И разве так уж удивительно, что это развитие свершается столь медленно? Разве не случается, что тому, кто наделен другими органами восприятия и чувствами, приходится довольствоваться этим миром? А такого рода конфликты дополняются еще и глубоким расколом, коренящимся в его собственном внутреннем развитии и вызревании.
Каждый человек, приходя в мир, творит его заново: ведь каждый и есть мир. Но кроме него есть еще и исторический, нет, тысяча исторических миров — а меж тем большая часть жизни состоит в заключении союзов с целью возвысить какой-нибудь один мир над всеми остальными, сделав его одинаковым для всех, — вот на это и уходят ее лучшие силы.

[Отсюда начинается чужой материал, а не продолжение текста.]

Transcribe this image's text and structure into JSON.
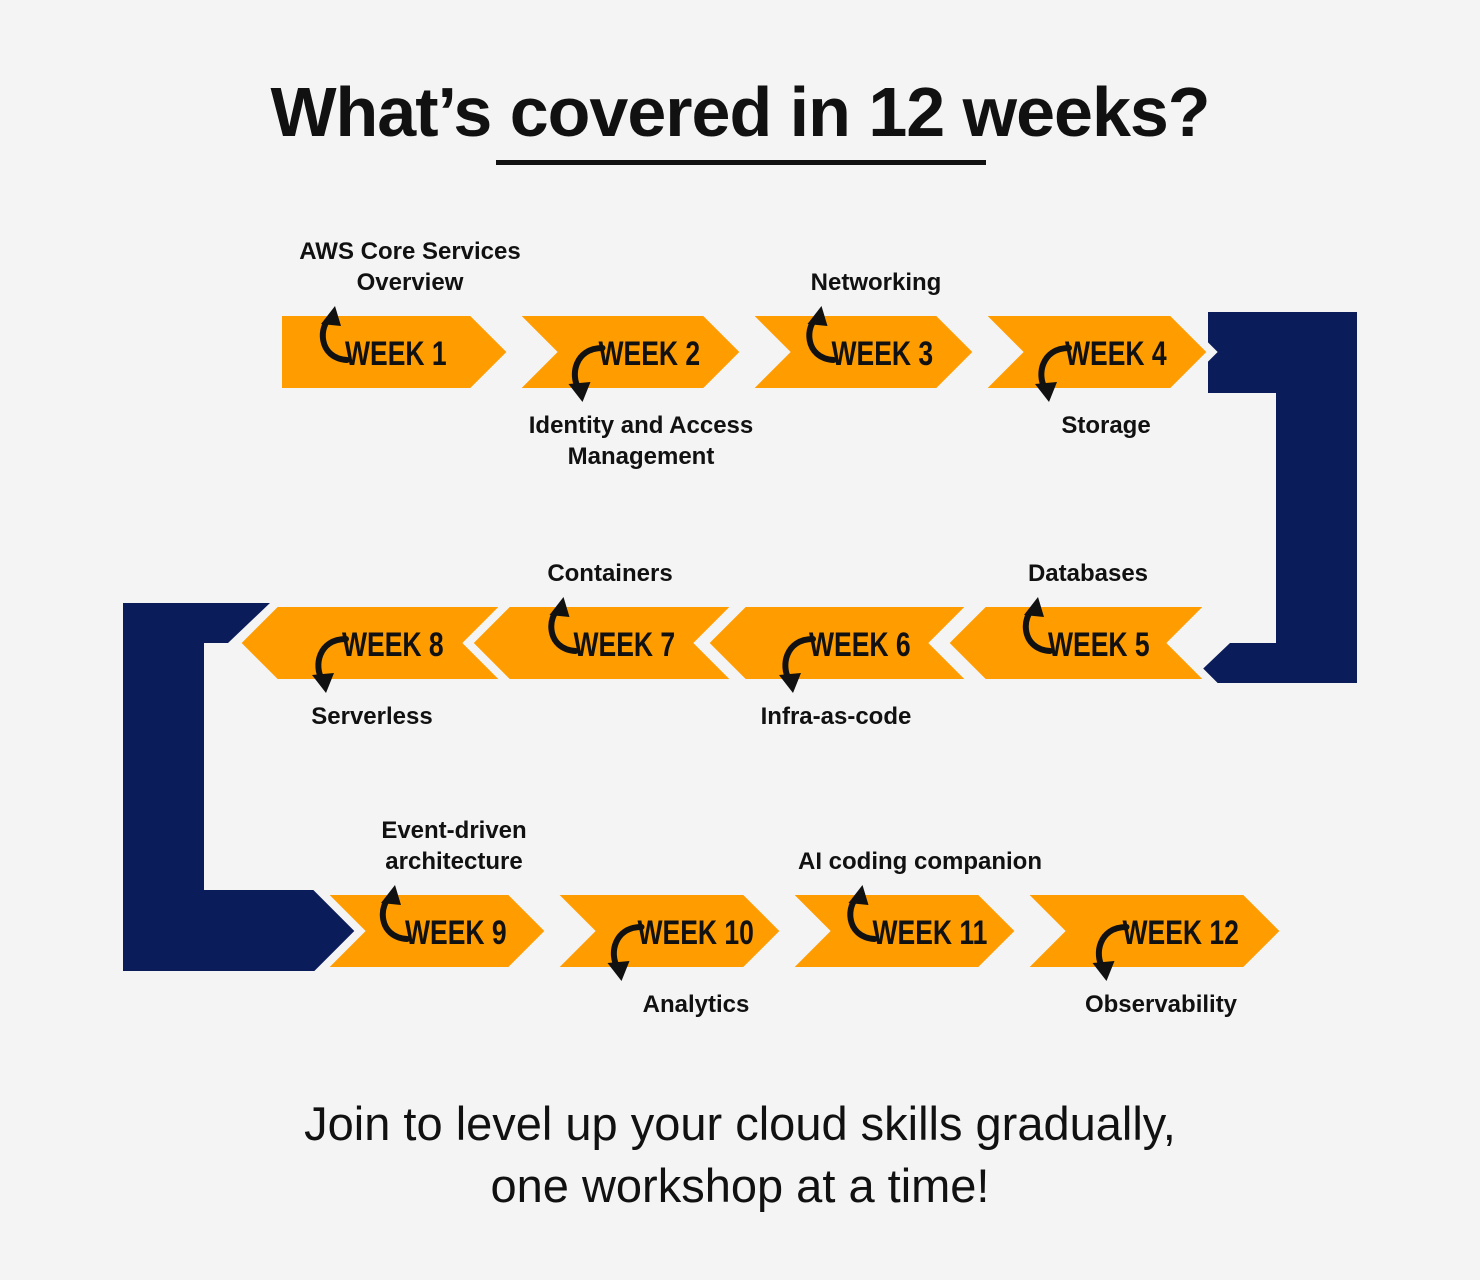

И вот люди без устали твердят о воспитательной силе искусства. Да, конечно, оно дает образование — но лишь тому, кто его творит; ведь оно повышает его культуру.
Смысл любого достижения в искусстве — освобождение, и обладать культурой означает то же самое, что идти к свободе. Стало быть, искусство — это путь мастера к культуре. Но — только его искусство и — только для него одного.
Все произведения мастера для него самого — всегда уже в прошлом; он ценит их лишь как дорогие воспоминания, просто как память о былом; потому-то и бывает, что человек творчества ненавидит в своем творении то, что уже преодолел. Но по этой же причине оно бывает подлинным откровением его сердца — да, может быть, и навсегда останется его самым большим откровением. Хотя даже и не в этом смысл того, что он делает: все, что он приобретает, — лишь растущая ясность его жизни, которой я могу дать только такое имя: путь к себе самому.
Помнишь — в докладе о лирике [13] я так настойчиво говорил о том, как бы мне хотелось, чтобы любой материал стал поводом для каких-то глубоко интимных исповедей. Но тогда это было лишь предчувствием. А теперь я осознаю все эти ощущения гораздо уверенней — и потому становлюсь наивнее в творчестве; ибо осознанность повышает во мне культуру, а она — ручательство того, что цветы и плоды моих беззвучных освобождений я водворяю в подобающие им сосуды.
Знаешь, я думал, что вернусь с откровениями о Боттичелли или о Микеланджело. А я привезу с собой только весть — о себе самом, и это хорошие новости.
Подолгу разглядывал я во Флоренции произведения искусства. Часами просиживал перед какой-нибудь картиной, составляя себе мнение о ней, а потом просеивая его сквозь сито прекрасных суждений Буркхардта [14]. И, знаешь, мое мнение оказывалось таким же, как и мнения всех прочих. И вдруг, стоя перед «Магнификат» Боттичелли [15], я как-то разом забыл, что думаю о нем я — и все другие тоже. Тут-то оно и случилось. Я искал борьбы — и ощутил, что вышел победителем. И радость моя была безмерна.
Лед был сломан: получилось так, словно лишь теперь я оказался достойным войти в круг тех людей, о которых прежде слыхал из десятых уст. Но как же исказила их облик молва!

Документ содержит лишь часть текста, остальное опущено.